Le Commando des Immortels débute donc, en pleine Seconde Guerre mondiale, alors qu’un envoyé du gouvernement américain tente de convaincre les Elfes, parqués sur le territoire US comme les native americans de « notre » réalité, de venir en aide aux troupes coincées dans la jungle birmane. Oui, des Elfes et des humains, dans la « vraie » Seconde Guerre, Christophe Lambert joue donc encore avec les univers et les fils de l’uchronie. Une malédiction ? Ou une « ligne de conduite » pour l’écrivain ? « Une orientation certaine dans mes envies, mes pulsions d’écriture. J’adore me documenter. J’adore l’histoire. Et surtout j’adore violenter, « uchroniquement parlant », cette vénérable dame : cela permet de déboucher sur des configurations étonnantes, des télescopages ».

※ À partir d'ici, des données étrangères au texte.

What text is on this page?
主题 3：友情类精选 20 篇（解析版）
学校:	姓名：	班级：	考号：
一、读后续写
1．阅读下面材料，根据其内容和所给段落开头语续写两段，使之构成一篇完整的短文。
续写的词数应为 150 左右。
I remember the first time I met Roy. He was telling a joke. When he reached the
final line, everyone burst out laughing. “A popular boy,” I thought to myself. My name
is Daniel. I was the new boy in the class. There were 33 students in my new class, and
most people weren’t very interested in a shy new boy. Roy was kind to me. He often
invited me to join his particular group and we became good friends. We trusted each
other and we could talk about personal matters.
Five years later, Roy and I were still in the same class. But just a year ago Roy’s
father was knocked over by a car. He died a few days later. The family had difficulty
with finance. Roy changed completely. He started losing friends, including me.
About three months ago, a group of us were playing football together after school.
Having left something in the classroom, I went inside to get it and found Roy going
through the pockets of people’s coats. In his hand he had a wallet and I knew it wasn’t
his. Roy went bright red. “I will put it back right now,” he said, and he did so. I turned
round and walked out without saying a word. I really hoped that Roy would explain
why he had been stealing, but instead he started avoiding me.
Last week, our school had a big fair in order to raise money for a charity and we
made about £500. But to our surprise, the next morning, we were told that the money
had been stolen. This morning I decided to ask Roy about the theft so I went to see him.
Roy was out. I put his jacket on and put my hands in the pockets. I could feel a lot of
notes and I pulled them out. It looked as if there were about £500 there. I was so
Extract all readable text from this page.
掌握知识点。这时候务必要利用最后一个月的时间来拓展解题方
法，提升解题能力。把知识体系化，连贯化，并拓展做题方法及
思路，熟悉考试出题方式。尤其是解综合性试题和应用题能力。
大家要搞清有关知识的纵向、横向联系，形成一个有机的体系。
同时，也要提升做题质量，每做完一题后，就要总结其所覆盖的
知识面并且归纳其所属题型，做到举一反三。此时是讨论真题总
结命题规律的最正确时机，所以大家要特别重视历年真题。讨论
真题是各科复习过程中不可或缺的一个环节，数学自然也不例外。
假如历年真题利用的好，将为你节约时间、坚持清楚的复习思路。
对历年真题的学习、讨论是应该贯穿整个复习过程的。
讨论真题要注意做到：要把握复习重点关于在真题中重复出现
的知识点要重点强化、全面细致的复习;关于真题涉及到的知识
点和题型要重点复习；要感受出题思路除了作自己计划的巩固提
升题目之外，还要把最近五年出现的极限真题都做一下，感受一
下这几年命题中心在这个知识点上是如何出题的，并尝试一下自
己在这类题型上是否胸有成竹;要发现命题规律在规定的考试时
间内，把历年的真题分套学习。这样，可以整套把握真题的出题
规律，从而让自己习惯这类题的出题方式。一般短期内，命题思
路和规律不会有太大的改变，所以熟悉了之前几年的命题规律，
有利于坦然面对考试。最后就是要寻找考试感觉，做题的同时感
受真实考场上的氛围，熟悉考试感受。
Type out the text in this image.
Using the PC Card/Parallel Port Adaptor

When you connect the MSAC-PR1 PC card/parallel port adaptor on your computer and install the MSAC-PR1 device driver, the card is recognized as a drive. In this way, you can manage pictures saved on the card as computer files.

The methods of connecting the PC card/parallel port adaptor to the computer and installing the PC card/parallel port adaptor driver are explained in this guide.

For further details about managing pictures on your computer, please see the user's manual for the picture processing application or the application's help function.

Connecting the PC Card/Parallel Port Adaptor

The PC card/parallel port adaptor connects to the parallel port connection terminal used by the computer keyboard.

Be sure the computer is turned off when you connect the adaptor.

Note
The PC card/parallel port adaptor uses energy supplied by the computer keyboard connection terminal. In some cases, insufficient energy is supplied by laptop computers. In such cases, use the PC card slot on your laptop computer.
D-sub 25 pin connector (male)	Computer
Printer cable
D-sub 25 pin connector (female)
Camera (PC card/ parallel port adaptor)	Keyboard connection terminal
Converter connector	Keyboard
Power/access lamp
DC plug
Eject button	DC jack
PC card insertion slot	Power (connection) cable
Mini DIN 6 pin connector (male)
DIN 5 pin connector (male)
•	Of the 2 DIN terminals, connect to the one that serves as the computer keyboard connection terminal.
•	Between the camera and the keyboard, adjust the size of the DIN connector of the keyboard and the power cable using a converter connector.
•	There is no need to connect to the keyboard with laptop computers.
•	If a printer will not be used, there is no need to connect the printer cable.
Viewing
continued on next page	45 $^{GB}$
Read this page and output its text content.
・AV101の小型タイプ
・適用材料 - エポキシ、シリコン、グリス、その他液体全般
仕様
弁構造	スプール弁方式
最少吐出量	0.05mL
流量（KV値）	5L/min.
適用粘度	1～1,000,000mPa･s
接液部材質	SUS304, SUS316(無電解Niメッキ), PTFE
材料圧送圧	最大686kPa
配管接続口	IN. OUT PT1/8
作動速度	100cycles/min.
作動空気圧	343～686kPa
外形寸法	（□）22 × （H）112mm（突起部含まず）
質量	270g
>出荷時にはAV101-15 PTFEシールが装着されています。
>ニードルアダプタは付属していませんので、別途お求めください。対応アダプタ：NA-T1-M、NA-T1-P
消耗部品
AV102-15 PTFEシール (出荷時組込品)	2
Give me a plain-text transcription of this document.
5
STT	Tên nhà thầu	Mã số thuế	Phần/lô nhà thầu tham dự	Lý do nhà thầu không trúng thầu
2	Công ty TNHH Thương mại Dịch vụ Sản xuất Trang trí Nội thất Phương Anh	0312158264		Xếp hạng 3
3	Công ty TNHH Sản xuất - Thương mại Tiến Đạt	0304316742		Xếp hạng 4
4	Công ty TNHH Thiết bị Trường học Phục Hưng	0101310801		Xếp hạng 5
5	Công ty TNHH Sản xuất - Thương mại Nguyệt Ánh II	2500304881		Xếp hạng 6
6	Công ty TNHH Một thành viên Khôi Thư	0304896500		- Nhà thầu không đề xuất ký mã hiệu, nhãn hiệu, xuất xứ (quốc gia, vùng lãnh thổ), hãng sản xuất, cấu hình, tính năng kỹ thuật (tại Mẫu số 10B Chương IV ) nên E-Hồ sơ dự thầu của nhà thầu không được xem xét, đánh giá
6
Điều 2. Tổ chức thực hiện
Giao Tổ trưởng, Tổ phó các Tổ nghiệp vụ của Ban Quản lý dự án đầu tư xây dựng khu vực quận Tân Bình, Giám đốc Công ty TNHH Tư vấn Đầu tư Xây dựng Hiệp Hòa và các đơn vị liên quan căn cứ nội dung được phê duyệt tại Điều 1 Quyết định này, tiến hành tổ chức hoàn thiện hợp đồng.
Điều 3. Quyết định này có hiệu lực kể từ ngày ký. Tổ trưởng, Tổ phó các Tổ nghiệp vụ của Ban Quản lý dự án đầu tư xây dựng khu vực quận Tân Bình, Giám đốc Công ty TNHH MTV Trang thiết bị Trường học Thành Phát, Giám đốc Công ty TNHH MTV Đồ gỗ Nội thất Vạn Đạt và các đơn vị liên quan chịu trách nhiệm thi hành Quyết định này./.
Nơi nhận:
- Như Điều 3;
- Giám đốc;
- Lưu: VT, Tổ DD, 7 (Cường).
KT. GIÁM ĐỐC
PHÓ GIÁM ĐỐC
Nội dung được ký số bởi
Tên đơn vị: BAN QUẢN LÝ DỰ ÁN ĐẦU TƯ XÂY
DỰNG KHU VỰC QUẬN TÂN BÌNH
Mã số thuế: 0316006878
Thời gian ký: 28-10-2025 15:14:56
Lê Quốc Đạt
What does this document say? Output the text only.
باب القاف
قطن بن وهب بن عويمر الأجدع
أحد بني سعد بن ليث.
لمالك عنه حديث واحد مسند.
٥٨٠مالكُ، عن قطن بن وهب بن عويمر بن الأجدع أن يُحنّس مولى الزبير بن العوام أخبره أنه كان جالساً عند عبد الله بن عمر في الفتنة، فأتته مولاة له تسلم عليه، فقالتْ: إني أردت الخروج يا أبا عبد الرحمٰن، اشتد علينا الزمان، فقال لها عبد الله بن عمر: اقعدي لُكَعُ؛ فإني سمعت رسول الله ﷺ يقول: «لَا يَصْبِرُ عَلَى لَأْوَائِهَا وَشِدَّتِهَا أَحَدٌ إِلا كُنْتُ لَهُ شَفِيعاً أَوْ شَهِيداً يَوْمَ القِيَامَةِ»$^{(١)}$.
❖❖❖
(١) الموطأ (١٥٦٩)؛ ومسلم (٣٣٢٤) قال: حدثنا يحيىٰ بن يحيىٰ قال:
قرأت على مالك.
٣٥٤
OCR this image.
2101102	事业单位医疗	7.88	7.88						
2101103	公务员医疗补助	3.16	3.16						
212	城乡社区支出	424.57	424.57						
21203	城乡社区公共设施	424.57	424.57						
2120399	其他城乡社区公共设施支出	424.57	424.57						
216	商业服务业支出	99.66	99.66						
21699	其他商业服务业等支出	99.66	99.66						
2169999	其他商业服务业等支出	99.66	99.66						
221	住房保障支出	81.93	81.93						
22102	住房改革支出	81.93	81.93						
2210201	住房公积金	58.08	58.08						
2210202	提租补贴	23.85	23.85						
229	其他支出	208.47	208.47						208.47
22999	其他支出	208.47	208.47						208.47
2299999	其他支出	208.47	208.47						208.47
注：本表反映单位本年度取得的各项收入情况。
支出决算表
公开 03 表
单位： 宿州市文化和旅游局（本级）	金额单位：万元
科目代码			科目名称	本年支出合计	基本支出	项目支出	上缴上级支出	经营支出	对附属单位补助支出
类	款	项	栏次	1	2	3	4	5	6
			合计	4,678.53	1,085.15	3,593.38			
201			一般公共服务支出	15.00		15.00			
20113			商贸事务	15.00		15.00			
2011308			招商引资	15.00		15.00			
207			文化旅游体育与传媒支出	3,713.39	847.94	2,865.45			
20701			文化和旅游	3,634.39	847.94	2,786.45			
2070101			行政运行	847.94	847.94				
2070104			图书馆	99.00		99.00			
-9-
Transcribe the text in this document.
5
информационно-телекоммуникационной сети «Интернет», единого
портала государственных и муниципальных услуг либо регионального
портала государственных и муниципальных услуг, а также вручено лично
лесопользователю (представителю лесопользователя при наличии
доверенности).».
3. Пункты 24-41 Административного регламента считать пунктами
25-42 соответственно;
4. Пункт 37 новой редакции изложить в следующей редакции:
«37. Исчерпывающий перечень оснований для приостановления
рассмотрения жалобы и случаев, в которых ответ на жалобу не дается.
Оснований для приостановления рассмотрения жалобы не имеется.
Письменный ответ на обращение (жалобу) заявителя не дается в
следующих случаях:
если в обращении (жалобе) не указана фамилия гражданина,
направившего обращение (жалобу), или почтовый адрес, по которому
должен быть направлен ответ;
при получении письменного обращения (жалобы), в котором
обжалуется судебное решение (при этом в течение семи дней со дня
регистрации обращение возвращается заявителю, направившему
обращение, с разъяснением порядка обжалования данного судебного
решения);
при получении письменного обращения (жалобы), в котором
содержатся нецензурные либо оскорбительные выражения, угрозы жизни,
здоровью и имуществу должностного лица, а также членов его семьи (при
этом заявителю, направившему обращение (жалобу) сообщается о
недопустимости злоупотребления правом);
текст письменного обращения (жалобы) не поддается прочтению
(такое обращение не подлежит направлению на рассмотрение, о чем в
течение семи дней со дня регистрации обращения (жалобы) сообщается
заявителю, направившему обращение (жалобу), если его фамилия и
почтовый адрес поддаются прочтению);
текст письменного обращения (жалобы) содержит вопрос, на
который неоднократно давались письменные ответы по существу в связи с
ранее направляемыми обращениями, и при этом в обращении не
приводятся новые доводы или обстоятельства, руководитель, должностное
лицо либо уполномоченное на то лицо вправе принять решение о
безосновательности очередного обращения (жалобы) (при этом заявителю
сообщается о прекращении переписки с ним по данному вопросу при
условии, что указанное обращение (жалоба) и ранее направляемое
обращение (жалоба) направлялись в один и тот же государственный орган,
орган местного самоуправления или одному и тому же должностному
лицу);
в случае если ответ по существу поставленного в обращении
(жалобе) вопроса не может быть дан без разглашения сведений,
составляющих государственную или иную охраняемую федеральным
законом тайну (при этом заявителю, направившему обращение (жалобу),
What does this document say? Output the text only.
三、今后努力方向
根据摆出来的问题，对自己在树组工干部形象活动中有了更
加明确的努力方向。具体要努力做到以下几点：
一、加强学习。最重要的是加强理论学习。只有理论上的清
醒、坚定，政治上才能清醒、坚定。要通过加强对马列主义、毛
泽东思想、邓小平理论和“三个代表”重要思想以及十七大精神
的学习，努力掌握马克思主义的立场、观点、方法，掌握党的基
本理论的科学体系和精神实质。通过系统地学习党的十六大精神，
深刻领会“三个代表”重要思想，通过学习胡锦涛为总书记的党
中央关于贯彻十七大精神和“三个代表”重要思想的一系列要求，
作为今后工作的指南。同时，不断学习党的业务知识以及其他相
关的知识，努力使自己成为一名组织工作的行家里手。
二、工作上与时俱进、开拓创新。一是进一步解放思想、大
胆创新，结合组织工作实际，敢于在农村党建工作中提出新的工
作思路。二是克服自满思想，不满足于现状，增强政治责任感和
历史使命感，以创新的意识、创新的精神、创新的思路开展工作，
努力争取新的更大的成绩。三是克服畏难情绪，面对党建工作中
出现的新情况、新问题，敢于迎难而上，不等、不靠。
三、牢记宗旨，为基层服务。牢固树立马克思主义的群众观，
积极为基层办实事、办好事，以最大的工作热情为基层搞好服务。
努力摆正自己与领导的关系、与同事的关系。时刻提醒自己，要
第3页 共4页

La première surprise passée, soit la présence des Elfes tout droit sortis du Seigneur des Anneaux au coeur même de cette histoire, Lambert réussit la passe de deux : l’arrivée de J.R.R Tolkien dans le récit ! Pour les amateurs, le déroulé de l’aventure prend même des allures de solide clin d’oeil lorsqu’on y retrouve la structure, légèrement remaniée, de la Communauté de l’Anneaux. Christophe s’en explique : « Le postulat du livre, la thèse qu’il défend, c’est que « toutes les grandes histoires mythiques se ressemblent ». Donc l’itinéraire de ma « communauté » était dès le départ conçu comme un remake (au niveau de la structure) du SDA tome 1… qui lui-même présente d’étranges similitudes avec le STAR WARS de 77, par exemple. Le grand frère (Solo/Aragorn) - modèle phallique (gros flingue/grosse épée) - est rencontré dans les deux cas dans une auberge. Le mentor (Ben/Gandalf) meurt en se sacrifiant pour que ses amis s’échappent du « ventre de la baleine » (étoile noire/Moria), etc. Le héros vient d’un petit bled (Comté/Tatooine) etc. Par contre, certains parallèles ne se sont dessinés qu’en cours de route : l’officier japonais mort qui évoque à Tolkien des réflexions similaires à celle de Sam (« d’où venait-i l ? Etait-il mauvais ? ») ou encore le personnage de Tatsuya, qui renvoie à Gollum (« faut-il faire preuve de pitié et si oui, sera-t-elle récompensée au final ? »)… Pour ce qui est de certains archétypes, je brouille les cartes. Chez moi, le personnage du « grand frère » est symbolisé par les cinq elfes. Tolkien est à la fois « héros » et « mentor ». La halte dans le havre de paix (le village indigène) arrive AVANT « ma » Moria (le passage des grottes) et non après, comme la Lorien du SDA. Il aurait été dommage (et interdit par la loi) de faire exactement la même chose. »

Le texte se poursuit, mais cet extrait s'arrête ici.